In most people’s minds the image of a Druid, if they have an image at all, is a vague notion of Merlin the Magician, or a shadowy sinister practitioner of human sacrifice, perhaps an oddly dressed New Age Hippy. But that image is far from the truth and the real story of the Druids is so much more than that.
You may ask yourself why you should care. What does it matter? It matters because the Druids were the caretakers of Celtic culture. They suffered at the hands of the Romans who were rightly intimidated by the depth of the knowledge and wisdom passed down from generation to generation in the Oral tradition of Druidic teaching. Later the conversion of the Celtic peoples to Christianity lead to the gradual erosion of the remaining vestiges of the Druidical order. The histories show that the Christian missionaries were adept at synthesising Druidical beliefs and practices with those of the Christian religion. These new beliefs were made to seem like extensions of the existing Celtic beliefs and practices rather than what they really were - a completely novel and foreign religion.

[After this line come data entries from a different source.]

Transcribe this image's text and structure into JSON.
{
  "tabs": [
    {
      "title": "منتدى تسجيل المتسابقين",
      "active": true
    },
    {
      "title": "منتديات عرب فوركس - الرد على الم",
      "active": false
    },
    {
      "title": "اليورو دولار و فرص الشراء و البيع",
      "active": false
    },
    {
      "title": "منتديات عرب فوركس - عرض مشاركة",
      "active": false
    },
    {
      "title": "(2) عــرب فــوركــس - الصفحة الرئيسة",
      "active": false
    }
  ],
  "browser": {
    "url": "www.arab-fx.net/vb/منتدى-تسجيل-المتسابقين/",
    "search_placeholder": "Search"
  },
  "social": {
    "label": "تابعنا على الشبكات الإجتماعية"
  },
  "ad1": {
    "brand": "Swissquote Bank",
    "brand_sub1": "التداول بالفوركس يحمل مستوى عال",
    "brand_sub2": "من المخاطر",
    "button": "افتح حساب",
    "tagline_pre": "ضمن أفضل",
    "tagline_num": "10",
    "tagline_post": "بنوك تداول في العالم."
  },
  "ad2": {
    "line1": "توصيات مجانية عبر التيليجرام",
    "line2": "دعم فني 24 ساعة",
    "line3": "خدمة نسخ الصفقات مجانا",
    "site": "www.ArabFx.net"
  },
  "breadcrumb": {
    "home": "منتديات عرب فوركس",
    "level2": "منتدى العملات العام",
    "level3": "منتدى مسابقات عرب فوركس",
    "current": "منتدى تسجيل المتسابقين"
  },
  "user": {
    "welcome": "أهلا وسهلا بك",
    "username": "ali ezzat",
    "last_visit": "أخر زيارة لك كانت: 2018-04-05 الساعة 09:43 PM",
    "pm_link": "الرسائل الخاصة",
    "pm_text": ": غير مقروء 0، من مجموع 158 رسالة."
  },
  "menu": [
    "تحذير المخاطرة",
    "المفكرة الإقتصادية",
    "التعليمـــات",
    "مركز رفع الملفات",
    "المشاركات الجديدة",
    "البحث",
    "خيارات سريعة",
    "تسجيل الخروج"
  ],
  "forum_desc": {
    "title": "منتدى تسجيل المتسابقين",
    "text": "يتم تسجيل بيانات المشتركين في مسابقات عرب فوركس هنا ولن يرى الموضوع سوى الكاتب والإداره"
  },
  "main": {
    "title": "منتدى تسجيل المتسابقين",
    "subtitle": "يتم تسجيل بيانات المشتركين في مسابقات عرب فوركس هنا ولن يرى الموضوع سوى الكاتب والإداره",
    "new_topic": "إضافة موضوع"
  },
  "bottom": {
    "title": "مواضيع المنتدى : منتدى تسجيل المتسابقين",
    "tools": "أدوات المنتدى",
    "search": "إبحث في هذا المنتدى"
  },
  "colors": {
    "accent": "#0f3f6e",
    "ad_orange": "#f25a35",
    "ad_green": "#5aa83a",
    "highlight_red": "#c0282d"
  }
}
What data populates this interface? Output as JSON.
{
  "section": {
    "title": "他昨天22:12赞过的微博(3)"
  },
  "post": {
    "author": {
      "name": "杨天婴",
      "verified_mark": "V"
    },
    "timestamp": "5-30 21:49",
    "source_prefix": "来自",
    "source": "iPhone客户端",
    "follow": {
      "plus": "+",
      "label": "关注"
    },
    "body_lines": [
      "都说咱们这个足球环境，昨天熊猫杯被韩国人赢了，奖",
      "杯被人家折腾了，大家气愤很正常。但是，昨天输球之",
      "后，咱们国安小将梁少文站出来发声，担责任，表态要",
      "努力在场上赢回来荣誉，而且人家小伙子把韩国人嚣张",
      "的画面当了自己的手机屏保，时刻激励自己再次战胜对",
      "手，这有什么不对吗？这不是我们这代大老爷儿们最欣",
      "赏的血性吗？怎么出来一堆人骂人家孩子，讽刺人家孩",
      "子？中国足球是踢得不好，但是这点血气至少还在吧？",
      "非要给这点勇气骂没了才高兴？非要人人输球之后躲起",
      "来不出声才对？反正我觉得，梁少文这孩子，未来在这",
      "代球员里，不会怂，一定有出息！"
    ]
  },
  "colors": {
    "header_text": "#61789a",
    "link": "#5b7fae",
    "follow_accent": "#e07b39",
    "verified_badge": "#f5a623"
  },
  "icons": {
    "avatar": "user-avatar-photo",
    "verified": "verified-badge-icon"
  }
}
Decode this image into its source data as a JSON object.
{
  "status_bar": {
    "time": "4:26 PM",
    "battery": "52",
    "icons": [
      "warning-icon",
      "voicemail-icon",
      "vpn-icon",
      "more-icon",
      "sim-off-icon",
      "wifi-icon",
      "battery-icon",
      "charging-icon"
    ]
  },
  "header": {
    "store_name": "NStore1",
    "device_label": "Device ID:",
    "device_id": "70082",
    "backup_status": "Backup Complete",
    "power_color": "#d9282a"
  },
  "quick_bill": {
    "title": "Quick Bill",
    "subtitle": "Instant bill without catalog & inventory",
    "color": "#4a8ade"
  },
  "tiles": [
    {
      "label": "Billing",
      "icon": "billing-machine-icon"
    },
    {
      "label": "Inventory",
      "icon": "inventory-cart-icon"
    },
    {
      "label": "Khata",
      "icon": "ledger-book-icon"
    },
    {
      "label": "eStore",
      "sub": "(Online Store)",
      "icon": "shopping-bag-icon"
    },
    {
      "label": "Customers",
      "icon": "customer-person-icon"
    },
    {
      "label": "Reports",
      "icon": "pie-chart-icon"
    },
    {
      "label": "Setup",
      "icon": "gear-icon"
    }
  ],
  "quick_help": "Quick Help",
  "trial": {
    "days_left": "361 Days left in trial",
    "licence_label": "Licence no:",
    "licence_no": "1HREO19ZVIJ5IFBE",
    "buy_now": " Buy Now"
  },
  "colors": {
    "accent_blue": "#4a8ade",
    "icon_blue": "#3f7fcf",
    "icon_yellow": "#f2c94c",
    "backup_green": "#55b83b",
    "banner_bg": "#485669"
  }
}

Druids were the repository of the immensity of Celtic culture, the culture that held sway over most of Western Europe before the Romans. Had it not been for the Celtic religious ban on committing the wisdom and learning of the Druids to the written word, it would be the legacy of the Celts, rather than that of Greeks, that would be hailed today as the basis of western civilization. The Druids deserve to have their story told and those of us who believe in a Celtic identity owe it to their memory and enduring spirit to attempt an understanding of their role in our legacy whether Breton, Scot , Manx, Irish, Welsh or Cornish.